Universitas Liberty, sebuah lembaga Kristen, menyelenggarakan kegiatan kuliah untuk sekitar 2.000 mahasiswa sampai minggu ini. Namun akhirnya terpaksa menghentikan kegiatan itu karena peraturan darurat yang berlaku di seluruh negara bagian Virginia.
Presiden atau Rektor Universitas Liberty, Jerry Falwell, yang juga putra seorang pendeta terkenal itu dituduh membahayakan kesehatan mahasiswa dengan tetap membuka kampusnya. Treney Tweedy, Wali Kota Lynchburg, di mana kampus universitas itu berada, keberatan dengan keputusan universitas tersebut..

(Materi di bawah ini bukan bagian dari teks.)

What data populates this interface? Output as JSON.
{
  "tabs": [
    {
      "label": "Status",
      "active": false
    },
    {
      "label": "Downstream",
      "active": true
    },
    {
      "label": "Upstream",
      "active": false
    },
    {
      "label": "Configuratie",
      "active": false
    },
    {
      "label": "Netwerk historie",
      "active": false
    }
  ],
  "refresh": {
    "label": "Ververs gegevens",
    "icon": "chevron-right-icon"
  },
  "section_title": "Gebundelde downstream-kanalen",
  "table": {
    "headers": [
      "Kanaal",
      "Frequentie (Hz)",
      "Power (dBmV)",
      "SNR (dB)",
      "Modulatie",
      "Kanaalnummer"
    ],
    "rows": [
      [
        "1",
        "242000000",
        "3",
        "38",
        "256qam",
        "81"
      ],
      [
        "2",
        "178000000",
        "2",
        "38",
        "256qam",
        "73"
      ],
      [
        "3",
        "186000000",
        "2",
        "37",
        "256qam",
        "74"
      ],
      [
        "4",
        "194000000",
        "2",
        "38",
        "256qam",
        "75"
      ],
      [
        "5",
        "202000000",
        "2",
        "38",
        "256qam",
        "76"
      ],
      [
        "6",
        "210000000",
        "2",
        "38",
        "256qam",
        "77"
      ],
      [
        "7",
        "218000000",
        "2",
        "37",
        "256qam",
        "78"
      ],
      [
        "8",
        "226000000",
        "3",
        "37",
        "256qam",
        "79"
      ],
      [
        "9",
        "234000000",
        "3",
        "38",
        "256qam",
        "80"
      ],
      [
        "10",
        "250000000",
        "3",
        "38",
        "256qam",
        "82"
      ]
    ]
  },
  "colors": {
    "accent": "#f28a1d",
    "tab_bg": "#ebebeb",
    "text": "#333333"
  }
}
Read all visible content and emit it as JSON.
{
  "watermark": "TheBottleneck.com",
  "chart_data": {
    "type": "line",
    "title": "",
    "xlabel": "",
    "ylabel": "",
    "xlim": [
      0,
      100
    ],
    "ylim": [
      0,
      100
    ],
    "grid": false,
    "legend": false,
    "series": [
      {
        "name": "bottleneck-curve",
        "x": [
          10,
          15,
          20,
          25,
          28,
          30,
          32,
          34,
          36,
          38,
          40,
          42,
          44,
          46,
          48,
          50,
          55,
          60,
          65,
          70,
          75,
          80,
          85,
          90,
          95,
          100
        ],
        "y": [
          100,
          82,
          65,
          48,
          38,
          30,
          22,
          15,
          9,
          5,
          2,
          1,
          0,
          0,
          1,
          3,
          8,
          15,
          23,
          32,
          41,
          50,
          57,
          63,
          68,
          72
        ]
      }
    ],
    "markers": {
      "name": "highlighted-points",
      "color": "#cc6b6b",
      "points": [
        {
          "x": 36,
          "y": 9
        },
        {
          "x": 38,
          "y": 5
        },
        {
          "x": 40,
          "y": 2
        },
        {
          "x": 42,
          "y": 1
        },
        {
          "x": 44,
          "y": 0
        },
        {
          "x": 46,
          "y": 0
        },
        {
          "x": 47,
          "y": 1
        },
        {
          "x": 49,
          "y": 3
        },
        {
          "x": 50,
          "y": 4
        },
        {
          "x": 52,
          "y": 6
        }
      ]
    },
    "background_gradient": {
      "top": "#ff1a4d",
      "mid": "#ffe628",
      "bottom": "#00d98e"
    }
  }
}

“Saya sangat terkejut dan kecewa setelah mengetahui keputusan terakhir Presiden Falwell untuk mengizinkan mahasiswa kembali ke kampus. Kita berada di tengah-tengah krisis kesehatan masyarakat. Saya percaya itu adalah keputusan yang ceroboh," katanya
Sejak mahasiswa kembali dari “liburan musim semi” pada tanggal 23 Maret, perpustakaan, restoran dan area umum di kampus itu tetap buka. Sebagian mahasiswa mengatakan aturan “jaga jarak sosial” telah diabaikan.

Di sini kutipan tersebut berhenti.